The price you set for your products or service should be high enough for you to make a profit, but realistic enough to encourage people to buy. It’s not as simple as adding a margin to your costs, or charging what the competition charges, as it may not be enough to cover your overhead.
To price accurately, there are a number of steps.
Overhead + profit
First work out the cost of your overhead. These are the fixed costs you have to pay out every month, regardless of your level of sales. Complete a cash flow forecast which will include:
- Lease or mortgage payments on your premises.
- Wages and salaries of permanent staff.
- Connection costs for phones and internet.
- Power and other utilities.
- Your salary or drawing from the business.
- Inventory (if applicable)
Then add what profit you’d like for the year to come up with an overhead plus profit amount.
The main pricing options
Calculate all the costs in producing your product or service, add a margin (a percentage of profit you want to earn), determine how much you can produce, does this price cover overhead and profit?
For example, if you’re selling outdoor furniture, and the cost of manufacturing is $200, and you add a 50% (or $100) as a margin the total price will be $300 per piece. If your overhead + profit is $200,000, then you’ll need to sell 2,000 a year ($200,000 divided by the $100 profit margin).
This method doesn’t take into account what the competition is charging or market expectations (and can you physically make 2,000/year).
If you re-sell products as a retailer or wholesaler, you’ll add a margin to your inventory you’ve bought as a percentage of what you paid. For example, if you buy an item for $100, and re-sell it in your store for $150, your ‘mark-up’ is 50%.
Your ‘margin’ is different. This time you divide the mark-up profit of $50 by the sale price of $150. In this case your margin is 33% ($50 divided by $150).
The benefit of knowing your ‘margin’ is that you can use it to work out your sales target to cover overhead. Divide this margin (33%) into your overhead ($200,000) and you will get your sales target ($606,000).

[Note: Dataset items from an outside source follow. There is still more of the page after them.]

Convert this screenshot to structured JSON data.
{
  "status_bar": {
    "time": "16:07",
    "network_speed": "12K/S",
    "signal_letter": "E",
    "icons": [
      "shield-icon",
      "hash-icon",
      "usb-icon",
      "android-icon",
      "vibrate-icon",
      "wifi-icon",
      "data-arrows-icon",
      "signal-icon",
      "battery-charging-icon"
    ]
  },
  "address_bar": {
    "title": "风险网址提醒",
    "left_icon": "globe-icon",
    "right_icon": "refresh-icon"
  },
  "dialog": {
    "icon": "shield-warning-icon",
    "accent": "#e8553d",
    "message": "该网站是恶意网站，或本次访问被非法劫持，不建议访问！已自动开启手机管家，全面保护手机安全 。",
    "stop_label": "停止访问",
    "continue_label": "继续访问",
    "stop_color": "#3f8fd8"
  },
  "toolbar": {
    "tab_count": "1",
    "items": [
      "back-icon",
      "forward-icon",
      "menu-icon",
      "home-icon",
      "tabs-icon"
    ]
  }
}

If your business is service-based and you charge per hour, it’s much simpler as you won’t have any physical costs of materials or inventory. If you charge $100 an hour, then dividing this into overhead gives you the number of hours you need to work each year. In this case 2,000 ($200,000 divided by $100 hour).
What does the market say?
Of course, you are deciding what to charge doesn’t always work; more often than not every industry has a current ‘market price’. If electricians all charge a similar hourly rate, you will be hard pushed to charge twice as much, and you wouldn’t want to be half the price either.
Research what the current price structure is in your industry;
- Which businesses do customers see as offering the best value?
- What do customers expect to pay?
- Which products are likely to be the most successful?
- What are the lowest and highest prices? Where do you want to be positioned?
You just may need to work backwards; take the market price, then see how much you can do/sell physically, and then see if that covers overhead and profit.
How to get the best deal
Most businesses try to make as much profit as they can, while providing value for money for their customers. If you are struggling to get your business model to work, then consider;
- Offer extras that the competition doesn’t such as guarantees, delivery, wider range, more expertise, better after sales support to justify a higher price
- Try to lower your overhead so you don’t have to sell as much
- Reduce your input costs such as raw materials, staff, inventory
Review all the pricing options and decide which one suits your business best. When you’re deciding on your strategy, consult with your accountant, to make sure you’re not missing anything, and that you’re charging enough. Pricing is a balancing act between selling at a price where customers will buy, with enough margin for you to cover costs and make a fair profit.